There are strict limitations that apply to the use of drones once federal approval is granted: 

• SUAV flights can be operated only by an individual who is a certificated manned aircraft pilot. A visual observer also is required to help maintain visual contact with the SUAV for all flights.
• SUAV flights are restricted to no more than 400 feet (122 meters) above the ground, and the SUAV must remain within the visual line-of-sight of the pilot and visual observer at all times. Flights over people are limited.
• No flight may be conducted at night or in poor weather.

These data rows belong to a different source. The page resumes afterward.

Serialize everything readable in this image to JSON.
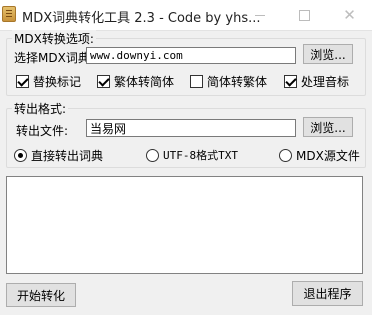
{
  "window": {
    "title": "MDX词典转化工具 2.3 - Code by yhs..."
  },
  "mdx_group": {
    "legend": "MDX转换选项:",
    "dict_label": "选择MDX词典:",
    "dict_value": "www.downyi.com",
    "browse_label": "浏览...",
    "checkboxes": [
      {
        "label": "替换标记",
        "checked": true
      },
      {
        "label": "繁体转简体",
        "checked": true
      },
      {
        "label": "简体转繁体",
        "checked": false
      },
      {
        "label": "处理音标",
        "checked": true
      }
    ]
  },
  "output_group": {
    "legend": "转出格式:",
    "file_label": "转出文件:",
    "file_value": "当易网",
    "browse_label": "浏览...",
    "radios": [
      {
        "label": "直接转出词典",
        "selected": true
      },
      {
        "label": "UTF-8格式TXT",
        "selected": false
      },
      {
        "label": "MDX源文件",
        "selected": false
      }
    ]
  },
  "log_text": "",
  "actions": {
    "start_label": "开始转化",
    "exit_label": "退出程序"
  }
}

The rule making process tends to be lengthy in the US. In February 2015, the FAA released a draft of the proposed rules and regulations for SUAVs. The next step in the rulemaking process allows the public to submit formal written comments on the proposed rules to the FAA. The FAA is required to review all received comments and evaluate what changes, if any, are necessary before the regulations become the law of the land. The draft rules and regulations will likely change before they go into effect, probably in late 2016 or sometime in 2017.

The regulatory uncertainty has not deterred interest in drones. Experts on SUAVs generally agree that the Federal Aviation Administration’s proposed rules take into account many of the benefits of drone technology and do not unduly burden further innovation in the industry.

Speaking for many US mayors at a conference last year on advanced manufacturing, Chicago Mayor Rahm Emanuel asserted that “high-technology manufacturing,” such as robotics, “is truly reinventing America and American cities and redefining their role in the global economy.” US mayors may not be particularly outspoken on drones, but they have made it clear that they stand ready to work in partnership with manufacturers of the technology to create jobs and economic opportunities.